DIA Developing Order of Battle Capability for Space

国防情报局的机器辅助分析快速储存系统 (MARS) 将于 2026 年全面投入使用,将为太空提供军事情报。

The Defense Intelligence Agency’s (DIA’s) Machine-assisted Analytic Rapid-repository System (MARS), which provides publicly available information up to top-level classified information across all the intelligence community agencies, will also include an ability to track objects in space.

The DIA is a Department of Defense combat support agency that produces, analyzes and disseminates military intelligence for combat and noncombat military missions, and MARS is a central piece of the agency’s modernization effort. MARS is a cloud computing-based system that uses artificial intelligence and machine learning to automatically sift through reams of data, performing mundane analysis and freeing up intelligence analysts to perform more complex tasks.
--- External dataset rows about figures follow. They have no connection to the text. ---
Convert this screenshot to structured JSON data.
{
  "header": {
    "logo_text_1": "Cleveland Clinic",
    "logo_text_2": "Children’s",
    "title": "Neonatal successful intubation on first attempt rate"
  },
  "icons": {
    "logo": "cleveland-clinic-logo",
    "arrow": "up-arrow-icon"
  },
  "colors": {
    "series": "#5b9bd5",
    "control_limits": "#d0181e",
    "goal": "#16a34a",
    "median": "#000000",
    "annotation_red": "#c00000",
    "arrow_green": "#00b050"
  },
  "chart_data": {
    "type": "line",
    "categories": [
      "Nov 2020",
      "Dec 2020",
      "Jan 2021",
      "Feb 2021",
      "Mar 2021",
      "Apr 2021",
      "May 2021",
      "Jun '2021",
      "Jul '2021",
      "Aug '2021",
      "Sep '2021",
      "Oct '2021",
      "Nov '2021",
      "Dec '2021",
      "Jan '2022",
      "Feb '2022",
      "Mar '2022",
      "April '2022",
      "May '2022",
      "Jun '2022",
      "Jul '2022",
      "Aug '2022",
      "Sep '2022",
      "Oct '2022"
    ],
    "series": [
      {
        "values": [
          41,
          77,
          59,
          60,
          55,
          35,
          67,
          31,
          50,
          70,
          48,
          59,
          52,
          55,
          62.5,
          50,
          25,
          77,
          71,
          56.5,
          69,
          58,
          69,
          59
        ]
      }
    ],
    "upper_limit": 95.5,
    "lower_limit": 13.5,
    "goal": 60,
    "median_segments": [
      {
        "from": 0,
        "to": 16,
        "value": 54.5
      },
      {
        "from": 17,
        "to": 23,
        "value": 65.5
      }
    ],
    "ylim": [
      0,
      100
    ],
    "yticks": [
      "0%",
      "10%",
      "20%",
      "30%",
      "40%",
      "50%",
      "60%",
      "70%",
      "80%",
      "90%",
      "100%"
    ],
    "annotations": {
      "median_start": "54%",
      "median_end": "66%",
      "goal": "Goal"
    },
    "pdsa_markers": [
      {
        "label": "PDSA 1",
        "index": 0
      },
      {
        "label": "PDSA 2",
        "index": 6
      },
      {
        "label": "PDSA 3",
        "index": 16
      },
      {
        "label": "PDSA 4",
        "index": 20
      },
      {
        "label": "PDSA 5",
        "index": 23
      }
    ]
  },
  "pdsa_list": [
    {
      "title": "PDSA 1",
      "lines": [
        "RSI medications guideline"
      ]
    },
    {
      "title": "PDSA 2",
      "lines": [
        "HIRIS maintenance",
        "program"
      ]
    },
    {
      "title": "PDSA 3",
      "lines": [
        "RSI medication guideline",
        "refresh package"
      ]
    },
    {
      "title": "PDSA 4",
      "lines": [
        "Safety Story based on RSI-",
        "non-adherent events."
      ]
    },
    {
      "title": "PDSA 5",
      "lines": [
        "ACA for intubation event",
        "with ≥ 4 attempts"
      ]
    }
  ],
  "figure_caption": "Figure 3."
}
It is designed to be the go-to system for foreign military intelligence.

“MARS, as its name implies, provides analysts with the ability to do a lot of more efficient research across many repositories. For example, let’s take it back to my life as an analyst, where it was kind of a hunter-gatherer approach. If you wanted to know about something, you would need to know every different database that existed that might have some of that information,” Kathy Bukolt, who leads the MARS program management office, explained in a SIGNAL Media interview.

Analysts already are able to use the system as it is being further developed. “Today, with MARS, we are now at IOC, so we achieved initial operational capability in March of this year. With that, analysts are able to really have information at their fingertips. Whatever they want to know about something is just one or two clicks away,” Bukolt added.

The system includes three components: the MARS Infrastructure module, the Order of Battle module and the data environment that makes existing data ready for artificial intelligence and machine learning and provides a foundation for additional modules.

The MARS program office is also adding an ability to provide intelligence data on space objects. “The big, big change is moving towards having the ability to do not just tracking of terrestrial static information, but also being able to look at order of battle in space. That’s what MARS is able to do now. This is a really complex area, and the technology allows us to be able to move at a greater speed than we could with a more static approach that we had in a database like MIDB,” Bukolt said, using the initials for the Military Intelligence Integrated Database, which MARS will ultimately replace.

She emphasized the role MARS plays in the DIA mission. “All of these efforts that we do to support the department really rely on having an understanding of that foundational foreign military intelligence to inform planners, acquisition decision-makers, policymakers. It really is a cornerstone of what we do at DIA.”

MARS is a classified system, so DIA officials are limited in how many questions they can answer, but Bukolt indicated the need for space intelligence became apparent during the agile development process, which saves time and allows greater flexibility and more rapid updates than conventional military acquisition processes. “That agile development process includes working with stakeholders throughout and making up updates as we find things, so that was something that we worked. It is not part of our MARS core, which is order of battle and infrastructure, but that capability is under development, and it is an advanced capability.”

MARS is expected to be fully operational in 2026, which will allow the agency to essentially pull the plug on the older, MIDB system, which was designed in the 1990s. “It’s fairly old technology, and it’s very text-heavy. So, it’s really classic, kind of like looking at a spreadsheet,” Bukolt said of MIDB.

MARS, though, not only saves time for analysts but also allows greater intelligence accuracy. “It makes our records more accurate. This is one of the main things that we’re trying to achieve with making this move to MARS, which is leveraging what is available today from technology and all the innovation that’s taking place and really incorporating that into the tool to support analysts and military operations.”

She cited a recent example in which MARS—because it presents intelligence from a variety of sources in an easy-to-digest format—allowed analysts to identify and quickly correct widespread but inaccurate information. “In this instance, we had some information that was not consistent across two different facilities, and we found that there was an error in some of the data sourcing, and this expanded over hundreds of records,” she revealed. “They found that this error in the data source had been carried forward. The analysts, once they were able to see this a little bit more clearly in MARS … they were able to go into the MARS data environment and update hundreds of records 21 hours faster than they could using MIDB because all of the information was available to them in a much more efficient way.”

The MARS automation saved the day. “If you find out that, for example, a source may not be reliable, then you have to go back and remove that. Having an automated way to do that is really critical,” Bukolt offered.

She was unable to say how the faulty information was added to MIDB or how long it had been there. “You know, it’s a very manual process, and so I don’t know exactly how that happened, but I think there was a data source that turned out to be problematic. And this happens, right? As an all-source analyst, one of the things that we have to constantly do is go back and review sourcing and make sure that it’s still valid and find when there are errors in that sourcing.”

Any remaining challenges to achieving full operational capability (FOC) for MARS should be relatively routine. “As with any agile development process, there are the unknown things that pop up. In many cases, you don’t know them until you start trying to build in interoperability and things of that nature. But right now, we are on track for FOC in 2026, and we’re just dealing with those challenges as they arise,” Bukolt said. “We will continue to add capabilities over time so that in 2026, analysts will be able to do all of their work in MARS, and we will be able to sunset MIDB.”